女性人材の力を活用した産業づくりの視点も重要になっているとして、人材関連では女性の人材活用や活躍の支援、学び直し支援、人材の誘導、起業支援を盛った。
製造業分野では地域産業の育成による高付加価値化支援や▽地域産業を支える人材の育成と確保支援▽地域の魅力ある製品のブランド化促進▽産業基盤強化による企業支援や立地・拡張の促進支援―を23年度の先導的事業に据えた。24年の目標値は、ネスク―イイダ取引成約金額が40億円、DX化ワーキンググループ参加登録企業数が30社、工業技術試験研究所の利用件数が3400件、企業誘致数が4社。
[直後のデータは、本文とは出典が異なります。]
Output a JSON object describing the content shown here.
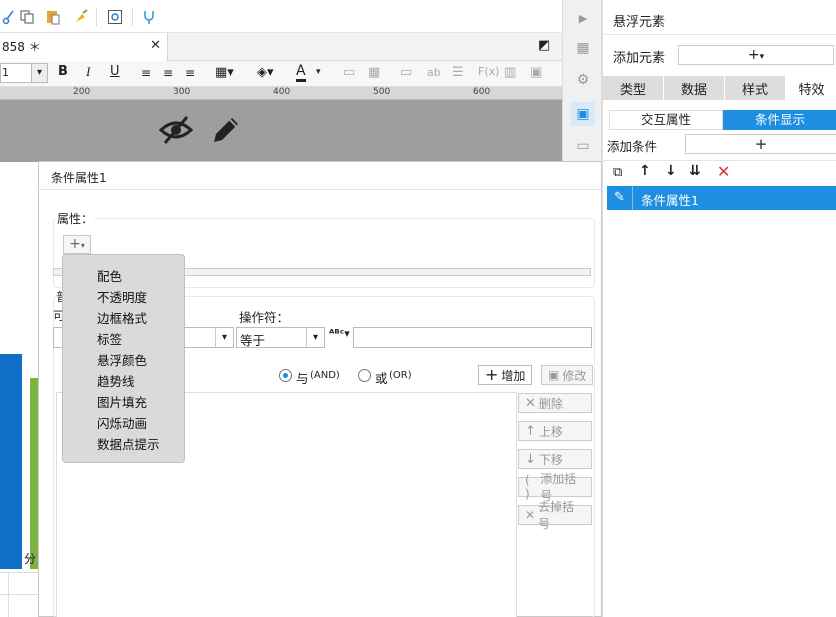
{
  "toolbar": {
    "icons": [
      "cut-icon",
      "copy-icon",
      "paste-icon",
      "format-painter-icon",
      "preview-icon",
      "plugin-icon"
    ]
  },
  "tab": {
    "label": "858 ＊",
    "close": "✕"
  },
  "format": {
    "font_size": "1",
    "bold": "B",
    "italic": "I",
    "underline": "U",
    "fx": "F(x)",
    "ab": "ab"
  },
  "ruler": {
    "ticks": [
      "200",
      "300",
      "400",
      "500",
      "600"
    ]
  },
  "canvas_icons": [
    "hide-icon",
    "edit-icon"
  ],
  "dialog": {
    "title": "条件属性1",
    "property_label": "属性：",
    "partial_labels": {
      "a": "普",
      "b": "可"
    },
    "operator_label": "操作符：",
    "operator_value": "等于",
    "and_label": "与",
    "and_code": "(AND)",
    "or_label": "或",
    "or_code": "(OR)",
    "add_label": "增加",
    "modify_label": "修改",
    "delete_label": "删除",
    "up_label": "上移",
    "down_label": "下移",
    "add_bracket_label": "添加括号",
    "remove_bracket_label": "去掉括号"
  },
  "menu": {
    "items": [
      "配色",
      "不透明度",
      "边框格式",
      "标签",
      "悬浮颜色",
      "趋势线",
      "图片填充",
      "闪烁动画",
      "数据点提示"
    ]
  },
  "panel": {
    "title": "悬浮元素",
    "add_element_label": "添加元素",
    "tabs": [
      "类型",
      "数据",
      "样式",
      "特效"
    ],
    "subtabs": [
      "交互属性",
      "条件显示"
    ],
    "add_condition_label": "添加条件",
    "list_item": "条件属性1"
  },
  "left_stub": {
    "label": "分"
  },
  "colors": {
    "accent": "#1e8fe0",
    "blue_bar": "#0f6fc6",
    "green_bar": "#7cb342"
  }
}
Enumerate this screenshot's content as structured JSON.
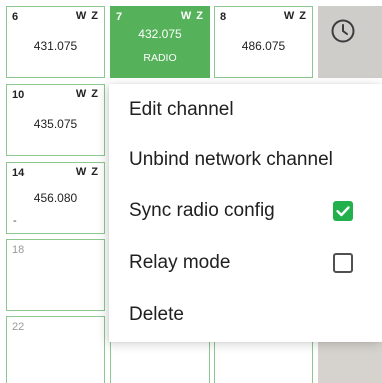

航空機電動化・次世代エアモビリティ勉強会事業としてセミナーの開催を計画し、市場動向や事業化の可能性に向けた意識啓発につなげる。
農業分野は担い手の確保、農地の集積・集約化の推進、産地の強化、地域循環型農業への転換を重点化。地域内で必要な資源を循環させる持続可能なシステムとして、地域循環型農業を推進する。24年の目標値として新規就農者数が30人、アプリによる農作業マッチング数が1000件、農業産出額が103億円、まちの八百屋システム登録者数が10店舗。
林業分野は森林経営管理事業による森林整備の推進、地域産材の利用促進、里山整備活動への支援などを盛り、24年の目標値は間伐面積が300ヘクタール、森林経営管理制度により森林間伐ができた面積が50ヘクタール、地域産材利用住宅数が30件。ウッドショックによる急激な価格高騰からは値下がり基調としつつ、木材需要は堅調とみた。
観光分野はインバウンド需要の増加を見込み、アフターコロナを見据えた観光誘客に力を入れるほか、天龍峡大橋「そらさんぽ」とパーキングエリア周辺の活用を通した滞在周遊観光を推進し、道の駅遠山郷の再整備を進める。